Bloquée côté spectateur. Impossibilité de se déshabiller. Noir Arrivons à la piscine. Diverses tentatives pour arriver jusqu’à la piscine même, l’eau. Cela paraît impossible (en fait, ça le restera pour moi, jusqu’à la fin). Le genre d’obstacle que nous rencontrons, c’est par exemple que les vestiaires sont plongés dans le noir ou introuvables ou ressemblent plutôt à une salle de spectacle, côté spectateurs. Nous sommes dans les fauteuils des spectateurs, la salle est plongée dans le noir, il n’est pas facile, ou plutôt il ne m’est pas facile de trouver ma place, une fois que j’en trouve une, comment me déshabiller en présence de tous ces gens. Comment font les autres? Ils le font.
D’autres donc, les autres, parviennent à l’eau. J’ai à un moment un aperçu de la piscine, du bain, de haut.
6.
Coulisse, courant, mécanisme – au cœur de pulsion…
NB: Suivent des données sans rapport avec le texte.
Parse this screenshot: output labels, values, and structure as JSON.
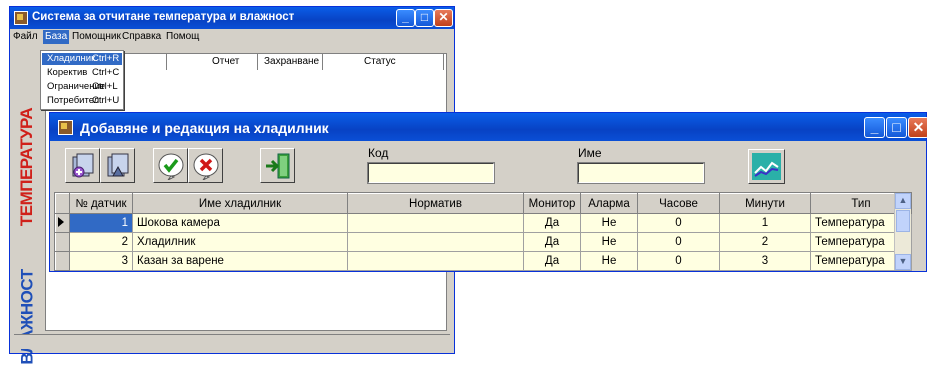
{
  "main_window": {
    "title": "Система за отчитане температура и влажност",
    "menu": [
      "Файл",
      "База",
      "Помощник",
      "Справка",
      "Помощ"
    ],
    "grid_headers": [
      "Отчет",
      "Захранване",
      "Статус"
    ],
    "side_labels": [
      "ТЕМПЕРАТУРА",
      "ВЛАЖНОСТ"
    ]
  },
  "dropdown": {
    "items": [
      {
        "label": "Хладилник",
        "shortcut": "Ctrl+R"
      },
      {
        "label": "Коректив",
        "shortcut": "Ctrl+C"
      },
      {
        "label": "Ограничение",
        "shortcut": "Ctrl+L"
      },
      {
        "label": "Потребител",
        "shortcut": "Ctrl+U"
      }
    ]
  },
  "dialog": {
    "title": "Добавяне и редакция на хладилник",
    "fields": {
      "code_label": "Код",
      "code_value": "",
      "name_label": "Име",
      "name_value": ""
    },
    "toolbar_icons": [
      "add-record-icon",
      "edit-record-icon",
      "confirm-icon",
      "cancel-icon",
      "exit-door-icon",
      "chart-icon"
    ],
    "table": {
      "headers": [
        "№ датчик",
        "Име хладилник",
        "Норматив",
        "Монитор",
        "Аларма",
        "Часове",
        "Минути",
        "Тип"
      ],
      "rows": [
        [
          "1",
          "Шокова камера",
          "",
          "Да",
          "Не",
          "0",
          "1",
          "Температура"
        ],
        [
          "2",
          "Хладилник",
          "",
          "Да",
          "Не",
          "0",
          "2",
          "Температура"
        ],
        [
          "3",
          "Казан за варене",
          "",
          "Да",
          "Не",
          "0",
          "3",
          "Температура"
        ]
      ]
    }
  },
  "colors": {
    "title_bar": "#0842c4",
    "grid_cell": "#ffffe1",
    "selection": "#316ac5",
    "side_label_red": "#d0201a",
    "side_label_blue": "#1f4fb8"
  }
}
Je m’engage finalement dans quelque chose qui devrait me mener vers la piscine. J’ai un doute. Je me demande si je ne suis pas embarquée sur le côté, sur le côté du chemin. En effet, je suis plutôt dans la coulisse. Je suis très exactement dans la, les coulisse(s). Couchée à plat ventre, encagée, sans aucune possibilité de me dégager. Je suis dans l’eau d’une roue qui entraîne l’eau de la piscine, qui entraîne le mécanisme de la piscine. Le courant est fort, inéluctable.
7.
Le tour, la roue, la chute
Pour le moment, je suis dans le mouvement ascendant. Mais à un moment, je passerai forcément dans le mouvement descendant – la chute. Je suis dans le premier demi-tour de la roue. Dans son deuxième demi-tour, je ne pourrai que tomber, et la chose paraît aussi dangereuse que de tomber, par exemple, du haut du Niagara.
8.
L’angoisse
Quelqu’un m’aperçoit prise dans ce mécanisme. La question c’est : est-ce qu’on arrivera à l’arrêter, le bloquer à temps? L’angoisse me réveille.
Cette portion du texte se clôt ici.